AK Parti MYK ardından Ömer Çelik’ten kritik açıklamalar
AK Parti MYK ardından Ömer Çelik’ten kritik açıklamalar
Cumhurbaşkanı Erdoğan başkanlığında yapılan MYK toplantısı sonrasında açıklama yapan Parti Sözcüsü Ömer Çelik, İstanbul seçimlerine ilişkin, “İstanbul halkına hayırlı olsun. Milli irade berrak bir şekilde tecelli etmiştir. Milli irade bütün siyasilerin saygı duyması gereken bir husustur. Sonucu saygı ile karşılıyoruz” diye konuştu.
Çelik, seçim sonuçlarına ilişkin parti kurullarında değerlendirmelerin yapılacağını söyledi. Çelik, Devlet Bahçeli ve MHP teşkilatlarına da seçim çalışmalarından ötürü teşekkür etti. Çelik ayrıca, YSK’nın seçim sürecini başarıyla yönettiğinin altını çizdi. “AK Parti olarak bundan sonraki yol haritamız bellidir” diyen Çelik, vatandaşların hayat kalitesini artıracak hizmetler için çalışmaların sürdürüleceğini belirtti.
“Bu kara propaganda odakları bir kere daha cevaplarını almışlardır”
Seçimlerin yenilenmesi kararı sonrasında yurt dışında Cumhurbaşkanı Erdoğan’a karşı kara propaganda başlatıldığını belirten Çelik, “Maalesef birileri bunların sözlerini alıp iç politikaya tercüme etti. Ama görüldü ki 25 yıllık bir yerel yönetim iktidarı devredilirken, seçim sürecinde çok sert tartışmalar yaşanırken bile demokratik olgunluk gösterilmiştir, bu demokratik kültüre liderlik eden de Cumhurbaşkanımızın ortaya koyduğu tavır olmuştur. Bu kara propaganda odakları bir kere daha cevaplarını almışlardır” şeklinde konuştu.

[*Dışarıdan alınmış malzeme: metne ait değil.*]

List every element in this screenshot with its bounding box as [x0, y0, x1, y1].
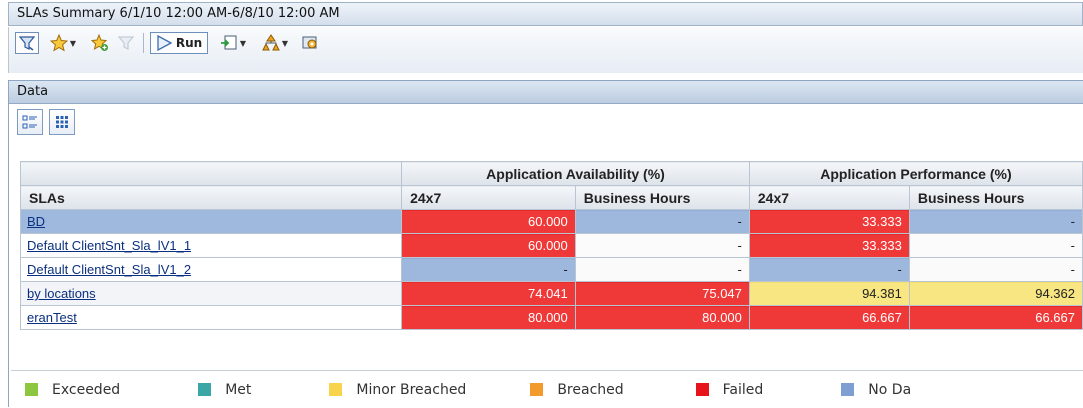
- toolbar: ▼ Run ▼ ▼: [8, 27, 1083, 73]
- legend-item-exceeded: Exceeded: [25, 382, 120, 398]
- legend-label: Failed: [722, 381, 764, 398]
- legend-label: No Da: [868, 381, 912, 398]
- chevron-down-icon: ▼: [239, 38, 247, 48]
- legend-label: Exceeded: [52, 381, 121, 398]
- sla-link[interactable]: by locations: [27, 286, 96, 301]
- column-header-availability-24x7[interactable]: 24x7: [401, 185, 576, 210]
- legend-item-breached: Breached: [530, 381, 624, 398]
- legend-label: Minor Breached: [356, 381, 467, 398]
- value-cell: -: [908, 209, 1083, 234]
- run-button[interactable]: Run: [150, 32, 208, 54]
- table-row[interactable]: by locations 74.041 75.047 94.381 94.362: [19, 281, 1083, 306]
- legend-swatch: [530, 383, 544, 396]
- value-cell: 66.667: [748, 305, 910, 330]
- status-legend: Exceeded Met Minor Breached Breached Fai…: [11, 370, 1083, 408]
- column-header-performance-business-hours[interactable]: Business Hours: [908, 185, 1083, 210]
- sla-link[interactable]: eranTest: [27, 310, 77, 325]
- group-header-performance[interactable]: Application Performance (%): [748, 161, 1083, 186]
- legend-label: Breached: [557, 381, 624, 398]
- value-cell: 66.667: [908, 305, 1083, 330]
- settings-button[interactable]: [299, 32, 321, 54]
- legend-item-minor-breached: Minor Breached: [329, 382, 466, 398]
- settings-icon: [302, 36, 317, 49]
- window-title: SLAs Summary 6/1/10 12:00 AM-6/8/10 12:0…: [8, 2, 1083, 26]
- clear-filter-icon: [118, 36, 134, 50]
- sla-link[interactable]: Default ClientSnt_Sla_lV1_1: [27, 238, 191, 253]
- sla-name-cell: Default ClientSnt_Sla_lV1_1: [19, 233, 403, 258]
- value-cell: 80.000: [574, 305, 750, 330]
- column-header-performance-24x7[interactable]: 24x7: [748, 185, 910, 210]
- table-row[interactable]: Default ClientSnt_Sla_lV1_1 60.000 - 33.…: [19, 233, 1083, 258]
- group-header-availability[interactable]: Application Availability (%): [401, 161, 750, 186]
- value-cell: -: [401, 257, 576, 282]
- sla-name-cell: Default ClientSnt_Sla_lV1_2: [19, 257, 403, 282]
- group-header-row: Application Availability (%) Application…: [19, 161, 1083, 186]
- hierarchy-button[interactable]: ▼: [257, 32, 293, 54]
- column-header-row: SLAs 24x7 Business Hours 24x7 Business H…: [19, 185, 1083, 210]
- value-cell: 60.000: [401, 233, 576, 258]
- legend-item-no-data: No Da: [841, 382, 911, 398]
- value-cell: 75.047: [574, 281, 750, 306]
- run-label: Run: [175, 36, 203, 50]
- column-header-slas[interactable]: SLAs: [19, 185, 403, 210]
- favorites-icon: [49, 34, 68, 52]
- value-cell: 60.000: [401, 209, 576, 234]
- value-cell: 94.381: [748, 281, 910, 306]
- value-cell: -: [908, 233, 1083, 258]
- table-row[interactable]: eranTest 80.000 80.000 66.667 66.667: [19, 305, 1083, 330]
- value-cell: -: [574, 257, 750, 282]
- sla-name-cell: BD: [19, 209, 403, 234]
- sla-link[interactable]: BD: [27, 214, 45, 229]
- value-cell: -: [908, 257, 1083, 282]
- list-view-button[interactable]: [17, 109, 43, 135]
- sla-table: Application Availability (%) Application…: [19, 161, 1083, 330]
- table-row[interactable]: Default ClientSnt_Sla_lV1_2 - - - -: [19, 257, 1083, 282]
- legend-swatch: [25, 383, 38, 396]
- add-favorite-icon: [91, 34, 108, 51]
- value-cell: -: [574, 209, 750, 234]
- favorites-button[interactable]: ▼: [45, 32, 81, 54]
- grid-view-icon: [56, 116, 68, 128]
- export-icon: [220, 35, 237, 50]
- value-cell: 94.362: [908, 281, 1083, 306]
- legend-item-failed: Failed: [695, 381, 764, 398]
- run-icon: [157, 35, 172, 51]
- hierarchy-icon: [262, 34, 280, 51]
- chevron-down-icon: ▼: [281, 38, 289, 48]
- filter-button[interactable]: [15, 32, 39, 54]
- grid-view-button[interactable]: [49, 109, 75, 135]
- filter-icon: [19, 36, 35, 51]
- value-cell: -: [574, 233, 750, 258]
- column-header-availability-business-hours[interactable]: Business Hours: [574, 185, 750, 210]
- chevron-down-icon: ▼: [69, 38, 77, 48]
- legend-swatch: [198, 383, 212, 396]
- sla-name-cell: eranTest: [19, 305, 403, 330]
- value-cell: -: [748, 257, 910, 282]
- legend-label: Met: [225, 381, 252, 398]
- sla-link[interactable]: Default ClientSnt_Sla_lV1_2: [27, 262, 191, 277]
- clear-filter-button[interactable]: [115, 32, 137, 54]
- value-cell: 80.000: [401, 305, 576, 330]
- legend-swatch: [329, 383, 343, 396]
- sla-name-cell: by locations: [19, 281, 403, 306]
- legend-swatch: [695, 383, 709, 396]
- value-cell: 33.333: [748, 233, 910, 258]
- value-cell: 74.041: [401, 281, 576, 306]
- list-view-icon: [22, 115, 37, 129]
- toolbar-separator: [143, 33, 144, 53]
- value-cell: 33.333: [748, 209, 910, 234]
- group-header-empty: [19, 161, 403, 186]
- legend-swatch: [841, 383, 855, 396]
- panel-title: Data: [9, 81, 1083, 104]
- table-row[interactable]: BD 60.000 - 33.333 -: [19, 209, 1083, 234]
- data-panel: Data Application Availability (%) Applic…: [8, 80, 1083, 407]
- legend-item-met: Met: [198, 382, 251, 398]
- add-favorite-button[interactable]: [89, 32, 111, 54]
- export-button[interactable]: ▼: [215, 32, 251, 54]
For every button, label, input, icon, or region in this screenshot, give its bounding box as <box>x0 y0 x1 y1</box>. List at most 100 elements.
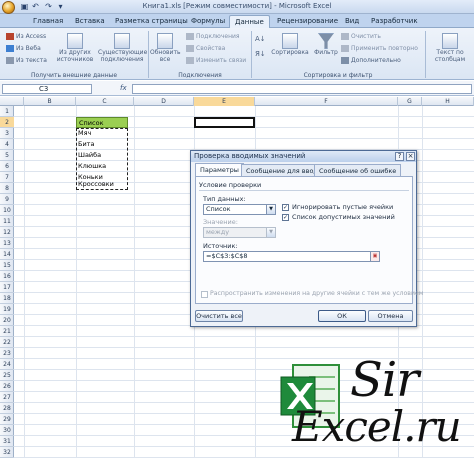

Her seçim döneminde bir kutuplaşmadan bahsedildiğini belirten Çelik, “Aziz milletimiz bu provokasyonlara kulak asmasın. 31 Mart seçim sonuçları açıklandığında Cumhur İttifakı olarak açık bir galibiyetle çıktığımızda da aynı olgunluğu gösterdik, yenilenen seçim sonuçları açıklandığında da aynı olgunluğu gösterdik. Türkiye’nin demokrasisi yolundan sapmayacak bir demokrasidir. Sandık her daim Türk demokrasisinin pusulası olmaya devam edecektir” ifadelerini kullandı.
“Rusya’ya bu konudaki açık tutumumuzu iletiyoruz”
Suriye’de rejimin ateşkes ihlallerine dikkat çeken Ömer Çelik, ”Rejimin bir takım saldırıları oluyor, istikrarsızlaştırıcı faaliyetleri oluyor. Rusya’ya bu konudaki açık tutumumuzu iletiyoruz. Suriye’deki bu insani felaketin altını çiziyoruz. Bunun karşısında herkesi rejimin ihlallerine karşı duyarlı olmaya davet ediyoruz” açıklamasında bulundu.
“Raporun tamamına katılıyoruz”
Kaşıkçı cinayeti ile ilgili BM Yargısız ve Keyfi İnfazlar Özel Raportörünün raporuna ilişkin konuşan Çelik, “Bu rapor. mukayese imkanı vardır, Cumhurbaşkanımızın daha olay olduğu ilk andan itibaren ortaya koyduğu iradenin tescili anlamına gelir. Raporun tamamına katılıyoruz. Bulunduğu tavsiyelerin tamamını destekliyoruz. Daha öncesinde Türkiye’yi suçlayanlar, bunların içinde CHP Genel Başkanı hükümetimizi suçlayarak, ‘katiller para karşılığında serbest bırakıldı’ gibi vahim bir ifade kullanmıştı, rapora baktığınızda Türkiye Cumhuriyeti devletinin ilgili tüm kurumlarının cinayetin ilk gününden itibaren titizlikle soruşturma yürüttüğü ifadeleri yer almaktadır. Kılıçdaroğlu’nun bu süreci yürüten herkesten, başta Cumhurbaşkanımız olmak üzere, özür dilemesi gerekmektedir” dedi. Çelik, yargılamanın da İstanbul’da yapılması gerekliliğini yineledi.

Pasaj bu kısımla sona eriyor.